Whispers around the Canmore biathlon range about the future of the sport generally come to the same consensus: Julia Ransom is a monster.
Ransom proved the stories were true at the women’s youth world championships, winning her first international medal Saturday, Feb. 25 in Kontiolahti, Finland. The 19-year-old skilled sharpshooter took bronze with a time of 27:24.9 on the 7.5 kilometre course.
“It feels pretty good. I am really excited,” said Ransom. “It was a goal of mine to get on the podium at the world championships, but I definitely did not expect this.”
She was seven seconds behind Estonia’s Grete Gaim, who only missed one shot. Ransom missed two on her final round of shooting.
“I usually tend to go a bit too fast when I’m skiing in packs, but I was in good control all day today,” said Ransom. “It was perfect conditions today and our skis were so fast thanks to our amazing wax techs.”
She followed it up with a fifth-place finish.
Focusing on control and tactics, Ransom kept herself calm in the range, where a new rifle stock allowed her to shoot clean through the first three bouts of shooting.
Her coach, Richard Boruta, gave the team some extra motivation – they were allowed to stay out an extra half hour past curfew for every clean round of shooting and even longer for every medal won.
“I went into the race thinking about that motivation – every medal you get, you get to stay out dancing longer. I’m not sure if my legs were more tired from dancing or skiing,” said Ransom, who earned an extra hour and a half on the town.
The night out was a great relief for Ransom, who moved to Canmore in September and put in a tremendous training block with the Biathlon Training Centre. Her shooting consistency and ski technique has improved in turn, and the results have followed.
If she keeps it up, more European races will be in her future.

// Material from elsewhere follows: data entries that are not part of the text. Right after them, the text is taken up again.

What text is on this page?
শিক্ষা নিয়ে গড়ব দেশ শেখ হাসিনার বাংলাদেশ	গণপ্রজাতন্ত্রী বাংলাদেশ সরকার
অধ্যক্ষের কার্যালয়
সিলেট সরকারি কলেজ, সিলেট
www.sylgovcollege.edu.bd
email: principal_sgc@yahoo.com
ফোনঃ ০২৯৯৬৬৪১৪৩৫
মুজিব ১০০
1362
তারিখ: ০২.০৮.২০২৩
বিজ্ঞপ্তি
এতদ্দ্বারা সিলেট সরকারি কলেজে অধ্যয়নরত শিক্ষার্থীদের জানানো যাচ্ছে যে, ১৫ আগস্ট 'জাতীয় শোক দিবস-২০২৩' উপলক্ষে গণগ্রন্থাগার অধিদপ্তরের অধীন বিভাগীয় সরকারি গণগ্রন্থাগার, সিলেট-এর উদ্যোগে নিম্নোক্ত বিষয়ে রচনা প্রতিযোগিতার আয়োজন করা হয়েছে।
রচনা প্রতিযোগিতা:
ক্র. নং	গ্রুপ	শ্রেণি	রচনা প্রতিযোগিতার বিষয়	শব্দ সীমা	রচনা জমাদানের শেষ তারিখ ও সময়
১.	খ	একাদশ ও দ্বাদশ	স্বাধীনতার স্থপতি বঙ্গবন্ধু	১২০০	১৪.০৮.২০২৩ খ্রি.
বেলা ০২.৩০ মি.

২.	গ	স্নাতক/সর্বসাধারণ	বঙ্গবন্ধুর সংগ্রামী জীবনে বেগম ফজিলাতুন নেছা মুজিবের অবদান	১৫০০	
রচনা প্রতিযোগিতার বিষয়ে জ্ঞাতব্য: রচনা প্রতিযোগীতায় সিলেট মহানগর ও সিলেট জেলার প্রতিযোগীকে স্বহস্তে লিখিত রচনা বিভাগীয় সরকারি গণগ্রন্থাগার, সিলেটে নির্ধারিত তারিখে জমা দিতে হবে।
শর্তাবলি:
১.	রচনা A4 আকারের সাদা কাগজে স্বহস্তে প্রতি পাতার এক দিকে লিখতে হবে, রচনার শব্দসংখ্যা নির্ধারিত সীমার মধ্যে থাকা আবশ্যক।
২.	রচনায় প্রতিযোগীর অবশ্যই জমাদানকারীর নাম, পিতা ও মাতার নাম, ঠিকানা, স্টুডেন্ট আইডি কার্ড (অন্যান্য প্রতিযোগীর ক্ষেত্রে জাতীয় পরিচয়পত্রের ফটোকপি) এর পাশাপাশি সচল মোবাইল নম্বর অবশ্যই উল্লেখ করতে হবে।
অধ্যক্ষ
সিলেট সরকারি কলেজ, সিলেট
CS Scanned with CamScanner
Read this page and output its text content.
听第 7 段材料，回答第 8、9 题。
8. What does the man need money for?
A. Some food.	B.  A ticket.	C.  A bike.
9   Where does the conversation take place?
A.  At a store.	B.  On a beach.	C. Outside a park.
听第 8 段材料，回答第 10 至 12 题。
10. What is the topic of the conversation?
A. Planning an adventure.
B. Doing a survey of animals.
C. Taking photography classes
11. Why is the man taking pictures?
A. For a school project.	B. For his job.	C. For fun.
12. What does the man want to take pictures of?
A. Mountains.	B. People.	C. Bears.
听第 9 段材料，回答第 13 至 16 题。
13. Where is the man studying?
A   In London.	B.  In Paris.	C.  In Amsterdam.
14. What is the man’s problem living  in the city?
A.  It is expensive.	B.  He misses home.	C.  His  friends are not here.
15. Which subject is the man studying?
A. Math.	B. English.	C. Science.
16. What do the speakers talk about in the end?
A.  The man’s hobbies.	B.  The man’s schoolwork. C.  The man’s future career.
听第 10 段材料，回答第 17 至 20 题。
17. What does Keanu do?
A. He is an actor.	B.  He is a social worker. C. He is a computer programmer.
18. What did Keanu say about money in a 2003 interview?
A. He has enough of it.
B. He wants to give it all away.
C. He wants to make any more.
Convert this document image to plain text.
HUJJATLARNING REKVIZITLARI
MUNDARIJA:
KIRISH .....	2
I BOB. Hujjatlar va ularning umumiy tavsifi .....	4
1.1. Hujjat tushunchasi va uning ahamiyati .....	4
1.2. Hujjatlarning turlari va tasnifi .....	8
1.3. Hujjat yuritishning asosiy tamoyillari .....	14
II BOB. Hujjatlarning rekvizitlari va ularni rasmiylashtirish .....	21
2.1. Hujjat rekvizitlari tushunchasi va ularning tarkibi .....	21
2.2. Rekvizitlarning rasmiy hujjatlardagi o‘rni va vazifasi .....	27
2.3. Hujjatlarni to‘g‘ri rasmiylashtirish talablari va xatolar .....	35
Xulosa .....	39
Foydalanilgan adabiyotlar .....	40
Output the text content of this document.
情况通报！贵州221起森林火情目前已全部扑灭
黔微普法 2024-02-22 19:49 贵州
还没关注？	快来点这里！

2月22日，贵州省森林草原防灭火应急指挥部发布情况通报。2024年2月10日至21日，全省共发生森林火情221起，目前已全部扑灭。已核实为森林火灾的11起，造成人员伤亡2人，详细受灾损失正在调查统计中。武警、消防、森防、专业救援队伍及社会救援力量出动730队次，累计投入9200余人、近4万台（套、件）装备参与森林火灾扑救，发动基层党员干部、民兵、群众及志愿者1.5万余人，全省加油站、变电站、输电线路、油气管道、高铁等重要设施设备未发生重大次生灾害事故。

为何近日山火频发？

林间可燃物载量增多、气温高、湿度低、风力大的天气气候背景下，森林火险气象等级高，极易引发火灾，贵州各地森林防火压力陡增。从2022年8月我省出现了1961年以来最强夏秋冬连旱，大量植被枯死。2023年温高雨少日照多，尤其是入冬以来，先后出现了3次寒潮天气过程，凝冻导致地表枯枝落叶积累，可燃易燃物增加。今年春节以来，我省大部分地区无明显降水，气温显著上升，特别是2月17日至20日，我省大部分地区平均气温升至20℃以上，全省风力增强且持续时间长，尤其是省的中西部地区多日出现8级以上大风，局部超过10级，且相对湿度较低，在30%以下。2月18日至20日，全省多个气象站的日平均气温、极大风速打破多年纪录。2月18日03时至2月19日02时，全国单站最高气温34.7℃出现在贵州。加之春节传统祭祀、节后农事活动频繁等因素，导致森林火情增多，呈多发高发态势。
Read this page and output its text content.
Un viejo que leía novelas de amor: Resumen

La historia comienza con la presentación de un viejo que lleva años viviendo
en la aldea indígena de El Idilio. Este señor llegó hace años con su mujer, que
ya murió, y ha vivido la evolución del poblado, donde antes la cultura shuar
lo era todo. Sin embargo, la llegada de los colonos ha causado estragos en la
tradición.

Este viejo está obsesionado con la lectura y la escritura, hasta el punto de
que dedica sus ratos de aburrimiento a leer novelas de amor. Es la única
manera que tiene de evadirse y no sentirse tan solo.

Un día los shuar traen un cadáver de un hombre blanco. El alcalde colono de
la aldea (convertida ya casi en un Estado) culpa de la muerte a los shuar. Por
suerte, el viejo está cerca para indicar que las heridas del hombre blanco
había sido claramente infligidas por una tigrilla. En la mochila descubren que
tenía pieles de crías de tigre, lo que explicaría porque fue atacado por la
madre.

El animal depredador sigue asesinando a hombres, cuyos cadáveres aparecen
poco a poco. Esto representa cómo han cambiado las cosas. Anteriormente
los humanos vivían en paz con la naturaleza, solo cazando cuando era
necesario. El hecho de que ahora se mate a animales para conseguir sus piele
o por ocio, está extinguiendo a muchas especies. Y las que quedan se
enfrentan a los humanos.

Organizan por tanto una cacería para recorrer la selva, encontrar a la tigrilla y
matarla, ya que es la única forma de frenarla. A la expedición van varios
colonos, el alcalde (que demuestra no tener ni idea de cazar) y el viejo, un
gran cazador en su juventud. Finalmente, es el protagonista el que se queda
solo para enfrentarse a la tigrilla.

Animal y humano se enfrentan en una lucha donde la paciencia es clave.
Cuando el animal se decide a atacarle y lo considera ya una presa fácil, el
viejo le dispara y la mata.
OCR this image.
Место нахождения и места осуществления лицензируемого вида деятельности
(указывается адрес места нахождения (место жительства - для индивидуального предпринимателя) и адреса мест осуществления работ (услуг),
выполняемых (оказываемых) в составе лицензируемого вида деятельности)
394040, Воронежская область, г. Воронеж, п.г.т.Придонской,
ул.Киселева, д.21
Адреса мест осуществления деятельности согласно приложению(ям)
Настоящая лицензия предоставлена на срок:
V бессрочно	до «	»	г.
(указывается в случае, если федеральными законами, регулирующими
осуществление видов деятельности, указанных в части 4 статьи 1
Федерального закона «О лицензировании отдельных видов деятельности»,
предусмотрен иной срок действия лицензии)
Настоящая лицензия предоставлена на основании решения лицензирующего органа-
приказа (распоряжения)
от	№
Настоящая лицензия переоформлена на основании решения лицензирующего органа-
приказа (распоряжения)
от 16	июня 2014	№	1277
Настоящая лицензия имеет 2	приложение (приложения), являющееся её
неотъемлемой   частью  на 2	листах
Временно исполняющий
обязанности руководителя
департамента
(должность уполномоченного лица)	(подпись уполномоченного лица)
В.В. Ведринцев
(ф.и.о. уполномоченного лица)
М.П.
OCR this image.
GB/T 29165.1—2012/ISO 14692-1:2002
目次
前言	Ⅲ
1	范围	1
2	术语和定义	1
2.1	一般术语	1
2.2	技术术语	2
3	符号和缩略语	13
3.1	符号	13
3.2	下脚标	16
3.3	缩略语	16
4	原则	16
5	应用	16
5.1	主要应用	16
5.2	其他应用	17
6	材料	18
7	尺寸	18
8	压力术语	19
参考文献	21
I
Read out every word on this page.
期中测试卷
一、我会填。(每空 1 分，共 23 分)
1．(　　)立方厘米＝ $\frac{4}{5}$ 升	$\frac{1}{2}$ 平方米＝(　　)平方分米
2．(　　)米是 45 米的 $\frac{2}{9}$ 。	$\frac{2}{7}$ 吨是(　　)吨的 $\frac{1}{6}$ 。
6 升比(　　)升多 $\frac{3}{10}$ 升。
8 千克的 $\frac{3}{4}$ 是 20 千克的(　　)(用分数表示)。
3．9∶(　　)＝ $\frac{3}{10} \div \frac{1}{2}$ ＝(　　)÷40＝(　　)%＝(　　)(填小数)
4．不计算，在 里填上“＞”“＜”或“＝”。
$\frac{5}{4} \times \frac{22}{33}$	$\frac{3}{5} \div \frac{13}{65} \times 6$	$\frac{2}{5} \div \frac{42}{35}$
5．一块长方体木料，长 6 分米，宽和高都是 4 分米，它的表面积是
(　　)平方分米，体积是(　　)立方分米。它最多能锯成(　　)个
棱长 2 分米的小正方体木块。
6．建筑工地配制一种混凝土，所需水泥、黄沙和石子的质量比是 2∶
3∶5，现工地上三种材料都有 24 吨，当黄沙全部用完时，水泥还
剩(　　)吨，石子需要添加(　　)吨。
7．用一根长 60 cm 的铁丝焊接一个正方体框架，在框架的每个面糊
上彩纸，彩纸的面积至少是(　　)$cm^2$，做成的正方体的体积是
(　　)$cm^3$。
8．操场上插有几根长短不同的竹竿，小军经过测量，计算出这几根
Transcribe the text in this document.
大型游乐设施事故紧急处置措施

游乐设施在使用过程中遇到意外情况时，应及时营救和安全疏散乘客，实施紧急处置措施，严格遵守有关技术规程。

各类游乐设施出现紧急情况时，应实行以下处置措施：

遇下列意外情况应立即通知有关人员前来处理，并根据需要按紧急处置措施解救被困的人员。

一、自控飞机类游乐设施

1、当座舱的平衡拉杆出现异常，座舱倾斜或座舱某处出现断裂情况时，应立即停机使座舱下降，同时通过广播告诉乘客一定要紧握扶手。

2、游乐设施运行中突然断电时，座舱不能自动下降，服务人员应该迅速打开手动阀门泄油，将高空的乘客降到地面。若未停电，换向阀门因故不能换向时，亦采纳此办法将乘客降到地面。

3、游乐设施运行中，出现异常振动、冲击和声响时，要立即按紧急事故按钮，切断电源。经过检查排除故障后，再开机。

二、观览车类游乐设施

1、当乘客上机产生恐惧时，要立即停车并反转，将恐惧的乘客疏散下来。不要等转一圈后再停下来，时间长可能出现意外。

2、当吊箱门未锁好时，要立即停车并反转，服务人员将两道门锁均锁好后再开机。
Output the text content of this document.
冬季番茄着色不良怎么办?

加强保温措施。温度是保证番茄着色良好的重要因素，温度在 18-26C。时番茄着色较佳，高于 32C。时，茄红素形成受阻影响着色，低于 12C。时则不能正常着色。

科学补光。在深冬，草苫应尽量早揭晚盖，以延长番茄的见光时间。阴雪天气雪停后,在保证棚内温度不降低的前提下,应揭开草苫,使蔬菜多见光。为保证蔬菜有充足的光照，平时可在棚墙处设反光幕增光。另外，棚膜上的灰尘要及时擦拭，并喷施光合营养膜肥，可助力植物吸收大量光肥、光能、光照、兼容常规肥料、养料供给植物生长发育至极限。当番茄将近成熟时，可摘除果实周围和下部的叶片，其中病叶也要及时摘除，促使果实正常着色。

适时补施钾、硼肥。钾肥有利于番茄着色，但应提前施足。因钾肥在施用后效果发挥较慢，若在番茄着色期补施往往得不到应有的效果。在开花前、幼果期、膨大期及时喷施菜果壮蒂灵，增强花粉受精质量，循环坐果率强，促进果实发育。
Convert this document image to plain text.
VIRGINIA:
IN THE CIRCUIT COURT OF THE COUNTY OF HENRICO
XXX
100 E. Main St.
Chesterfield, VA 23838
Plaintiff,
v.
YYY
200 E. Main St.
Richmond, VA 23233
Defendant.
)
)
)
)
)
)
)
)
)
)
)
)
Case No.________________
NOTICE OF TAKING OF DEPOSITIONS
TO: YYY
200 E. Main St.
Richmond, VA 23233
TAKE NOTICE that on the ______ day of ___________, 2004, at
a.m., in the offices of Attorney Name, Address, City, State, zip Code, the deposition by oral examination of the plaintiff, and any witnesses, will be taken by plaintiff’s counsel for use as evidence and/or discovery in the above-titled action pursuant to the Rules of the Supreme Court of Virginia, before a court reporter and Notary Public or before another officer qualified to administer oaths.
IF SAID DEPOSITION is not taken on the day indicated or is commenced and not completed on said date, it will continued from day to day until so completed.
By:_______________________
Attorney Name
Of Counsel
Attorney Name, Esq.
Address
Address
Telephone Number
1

“I love hearing the different languages. It’s a chance to test yourself in a different atmosphere and not worry about beating certain skiers,” Ransom said.
She also said her parents encouraged her with lots of notes and emails, as they stayed up until 1 a.m. to watch all of her races online.
“They’ve been really supportive through this. I’d get emails every day about the races, saying ‘that was a nail biter’ ” Ransom said.
The results set her up for a big jump next season, where she could earn a few IBU Cup starts.
“I’ve got a new outlook and enjoy what I do,” Ransom said.
Stuart Harden also distinguished himself on the range. He finished sixth in the men’s 10 km sprint, one spot ahead of Kurtis Wenzel, who grabbed gold the week earlier. Christian Gow was 15th, Albert Bouchard 30th and Aaron Gilmor was 38th in the junior men’s 12.5 competition.
Sarah Beaudry was 20th in the women’s 7.5 km event on Saturday. In the junior women’s category, Audrey Vaillancourt was the top Canadian, followed by Keely MacCulloch (38th), Emma Lunder (44th) and Emma Lodge (52nd).